Os valores para a proteção, entretanto, são astronômicos. Segundo a Marinha, um sistema de vigilância similar ao da Amazônia (Sivam), envolvendo satélites, equipamentos avançados ao longo de toda a costa, centros regionais, estações móveis embarcadas em navios e aviões, postos nas ilhas oceânicas e alguma capacidade de vigilância submarina pode custar até dois bilhões de dólares. Um arranjo menos ambicioso, para estabelecer uma rede eletrônica primária no perímetro das províncias petrolíferas – que são vistas pelas Forças Armadas como alvos potenciais para ataques terroristas –, custaria no mínimo 250 milhões de dólares. Mas por 150 milhões da mesma moeda seria possível estabelecer um centro de coordenação exclusivo para as bacias de Santos, Campos e do Espírito Santo.

Já a comunidade científica se preocupa mais com os investimentos em logística, infra-estrutura e capacitação para pesquisa e com a pirataria científica.
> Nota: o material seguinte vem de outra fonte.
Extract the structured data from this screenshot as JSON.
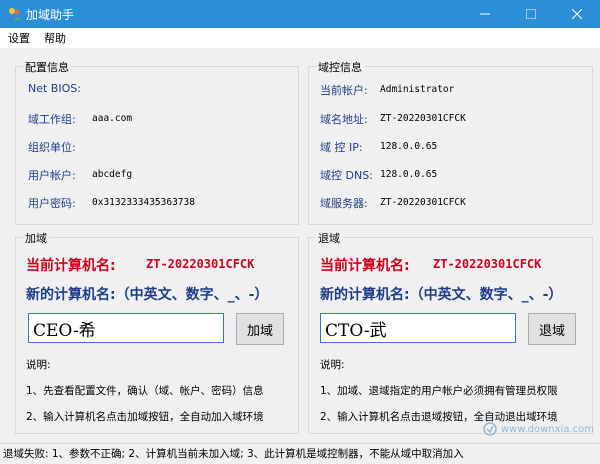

Segundo o professor Roberto Berlinck, a expansão do território brasileiro é desejável para que possamos pesquisar para conhecer melhor e explorar racionalmente as riquezas que, se permanecerem em território sem pátria, estarão muito mais sujeitas à exploração predatória.

“O interesse econômico em muitas espécies biológicas é real e não pode mais ser negligenciado. As indústrias farmacêutica, cosmética e alimentícia constituem uma das parcelas de maior poder econômico do planeta e continuam extremamente interessadas na descoberta de substâncias com potencial de aplicação industrial. Sendo assim, os países que apresentam uma megabiodiversidade, como é o caso do Brasil, interessam demais e diretamente a grandes grupos econômicos”, afirma.

Parceria

Um exemplo de projeto que reúne a Marinha e a comunidade científica é o Programa Arquipélago de São Pedro e São Paulo (Proarquipélago), financiado pelo CNPq e com apoio logístico da Secretaria da Comissão Interministerial para os Recursos do Mar (Secirm). O objetivo do programa é garantir a ocupação humana permanente no arquipélago e a realização de pesquisas que visem à exploração, ao aproveitamento, à conservação e à gestão dos recursos naturais lá existentes.

O Arquipélago de São Pedro e São Paulo é formado por um grupo de pequenas ilhas rochosas, situadas a cerca de 530 milhas náuticas (982 km) da costa do Rio Grande do Norte. A região tem recursos marinhos abundantes e está na rota de peixes migratórios de alto valor comercial. Sua ocupação permite a incorporação ao país de cerca de 450 mil km2 de ZEE. Desde 1998, uma estação científica abriga quatro pesquisadores brasileiros de diferentes universidades, que se revezam a cada 15 dias. Agora, imagine o que a Marinha e a comunidade científica brasileira terão que fazer se depender somente deles proteger uma nova Amazônia.

* Marina Lemle é jornalista especializada em ciência e tecnologia. Trabalha na ONG Viva Rio e colabora para o site SciDev.Net.